Just when you thought you had painstakingly given into – or forever excluded the option of – buying an iPad for your offspring, the iPad has drawn the attention of yet another member of your family – your pet.

“I have to buy him an iPad,” sighs Bonita while she is looking at her cat who cannot keep his eyes of her laptop. “Every movement on the screen is interesting to him, and he will respond by walking over my keyboard, anticipating the sounds it might create.”

App developers have noticed the new demand too. During the last couple of months the market has expanded with applications specially designed for pets. Floating fishes, crawling ants and a cat piano are some of the features that are to excite the new audience.

“I bought an application with floating fishes for my two cats,” tells Ruslan Karimov. The floating fishes disappear as soon as the cat has captured them with his paw. “They do not react quite well to it. They are more going crazy over hearing voices from the iPad.”

Most applications are addressing the senses of the cat and can be found on Apple’s iOS platform, working best on the iPad as it is big enough and scratch safe. “The iPad is my cats' favourite toy and they can spend hours playing with it. The days of playing with a simple string or a ball are over; talk about evolution!” tells cat-owner Anja.

Dogs, albeit smaller in size, might find their way on the iPad too.

Unexpected new iPpad fans are the frog and chameleon that were pulled into gaming by the Ant Crusher application, where crawling ants disappear with a touch on the screen; both the frog and chameleon are seen using their tongue when confronted with the motion on screen and many iPad users had to conclude these reptiles were far better players than they were.

Ruslan Kamirov is managing director of Eventagrade, a Dubai-based application developer. Although he was willing to try out how his feline friends received the new toys, he laughs when discussing the trend as the new market idea.

“The whole idea sounds a little bit weird. If you want to develop a good application, you would have to invest time in this by studying the pet psychologically in order to understand its reactions. Animal protection activists might not be very happy about that. And I do not think that anybody has taken this up so far.”

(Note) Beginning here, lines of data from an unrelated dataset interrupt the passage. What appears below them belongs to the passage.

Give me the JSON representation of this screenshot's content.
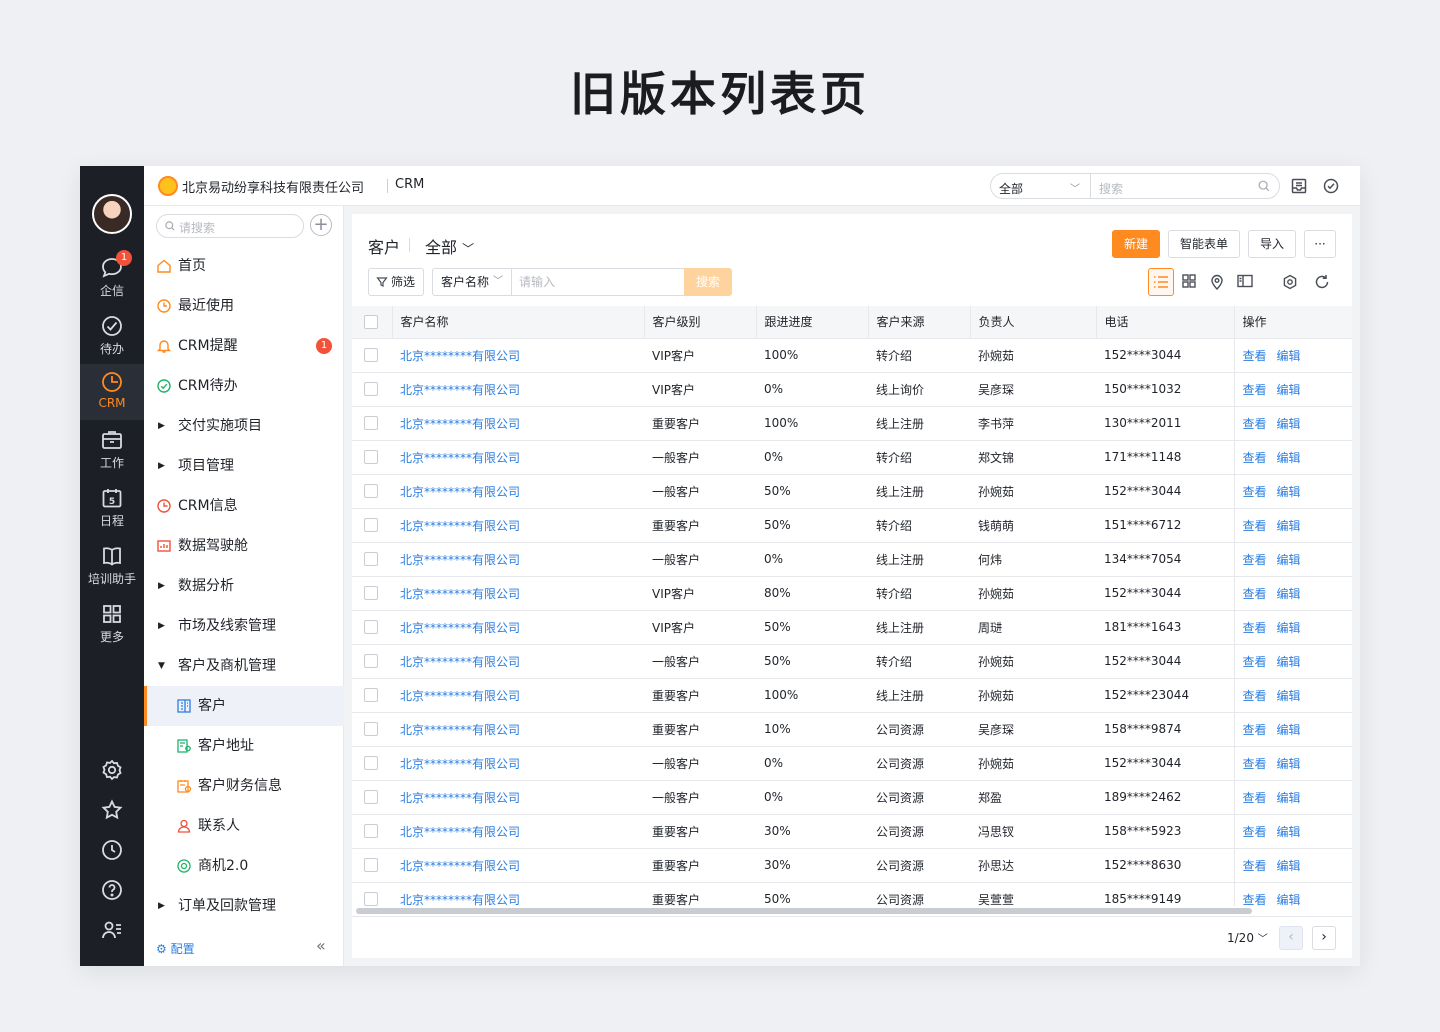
{
  "page_title": "旧版本列表页",
  "topbar": {
    "company": "北京易动纷享科技有限责任公司",
    "app": "CRM",
    "scope": "全部",
    "search_placeholder": "搜索"
  },
  "rail": {
    "chat_badge": "1",
    "items": [
      {
        "label": "企信",
        "icon": "chat-icon"
      },
      {
        "label": "待办",
        "icon": "check-circle-icon"
      },
      {
        "label": "CRM",
        "icon": "clock-pie-icon"
      },
      {
        "label": "工作",
        "icon": "briefcase-icon"
      },
      {
        "label": "日程",
        "icon": "calendar-icon"
      },
      {
        "label": "培训助手",
        "icon": "book-icon"
      },
      {
        "label": "更多",
        "icon": "grid-icon"
      }
    ]
  },
  "nav": {
    "search_placeholder": "请搜索",
    "items": [
      {
        "label": "首页"
      },
      {
        "label": "最近使用"
      },
      {
        "label": "CRM提醒",
        "badge": "1"
      },
      {
        "label": "CRM待办"
      },
      {
        "label": "交付实施项目"
      },
      {
        "label": "项目管理"
      },
      {
        "label": "CRM信息"
      },
      {
        "label": "数据驾驶舱"
      },
      {
        "label": "数据分析"
      },
      {
        "label": "市场及线索管理"
      },
      {
        "label": "客户及商机管理"
      },
      {
        "label": "客户"
      },
      {
        "label": "客户地址"
      },
      {
        "label": "客户财务信息"
      },
      {
        "label": "联系人"
      },
      {
        "label": "商机2.0"
      },
      {
        "label": "订单及回款管理"
      }
    ],
    "config": "配置"
  },
  "list": {
    "title": "客户",
    "view": "全部",
    "buttons": {
      "new": "新建",
      "smart": "智能表单",
      "import": "导入",
      "more": "···"
    },
    "filter": "筛选",
    "field": "客户名称",
    "input_placeholder": "请输入",
    "search": "搜索",
    "columns": [
      "客户名称",
      "客户级别",
      "跟进进度",
      "客户来源",
      "负责人",
      "电话",
      "操作"
    ],
    "op_view": "查看",
    "op_edit": "编辑",
    "rows": [
      [
        "北京********有限公司",
        "VIP客户",
        "100%",
        "转介绍",
        "孙婉茹",
        " 152****3044"
      ],
      [
        "北京********有限公司",
        "VIP客户",
        "0%",
        "线上询价",
        "吴彦琛",
        "150****1032"
      ],
      [
        "北京********有限公司",
        "重要客户",
        "100%",
        "线上注册",
        "李书萍",
        "130****2011"
      ],
      [
        "北京********有限公司",
        "一般客户",
        "0%",
        "转介绍",
        "郑文锦",
        "171****1148"
      ],
      [
        "北京********有限公司",
        "一般客户",
        "50%",
        "线上注册",
        "孙婉茹",
        "152****3044"
      ],
      [
        "北京********有限公司",
        "重要客户",
        "50%",
        "转介绍",
        "钱萌萌",
        "151****6712"
      ],
      [
        "北京********有限公司",
        "一般客户",
        "0%",
        "线上注册",
        "何炜",
        "134****7054"
      ],
      [
        "北京********有限公司",
        "VIP客户",
        "80%",
        "转介绍",
        "孙婉茹",
        "152****3044"
      ],
      [
        "北京********有限公司",
        "VIP客户",
        "50%",
        "线上注册",
        "周琎",
        "181****1643"
      ],
      [
        "北京********有限公司",
        "一般客户",
        "50%",
        "转介绍",
        "孙婉茹",
        "152****3044"
      ],
      [
        "北京********有限公司",
        "重要客户",
        "100%",
        "线上注册",
        "孙婉茹",
        "152****23044"
      ],
      [
        "北京********有限公司",
        "重要客户",
        "10%",
        "公司资源",
        "吴彦琛",
        "158****9874"
      ],
      [
        "北京********有限公司",
        "一般客户",
        "0%",
        "公司资源",
        "孙婉茹",
        "152****3044"
      ],
      [
        "北京********有限公司",
        "一般客户",
        "0%",
        "公司资源",
        "郑盈",
        "189****2462"
      ],
      [
        "北京********有限公司",
        "重要客户",
        "30%",
        "公司资源",
        "冯思钗",
        "158****5923"
      ],
      [
        "北京********有限公司",
        "重要客户",
        "30%",
        "公司资源",
        "孙思达",
        "152****8630"
      ],
      [
        "北京********有限公司",
        "重要客户",
        "50%",
        "公司资源",
        "吴萱萱",
        "185****9149"
      ]
    ],
    "pager": "1/20"
  },
  "colors": {
    "accent": "#ff8a1f",
    "link": "#2a7de1",
    "badge": "#f2513a",
    "rail": "#1c1f26"
  }
}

The pet applications currently on the market are simple and dubbed “one-week applications” by Ruslan. “These are applications that do well for a week or so. They are not very complicated and I do not expect a large budget behind them.”

Jenny Sanders, a Dubai-based vet, compares the applications to any toy you buy for your pet. “You think that this is something your pet might like, but often the pet plays with it for five minutes and then forgets about it. You can never really understand what your pet likes.”

Developing the right application for the newly-discovered market is therefore maybe not what this is all about. In the end, it is the pet owner that decides to spoil the cat or dog a little and the pet itself can care less. “For the pet there is not really recognition of what is on the screen. It is not the same as reality,” says Jenny.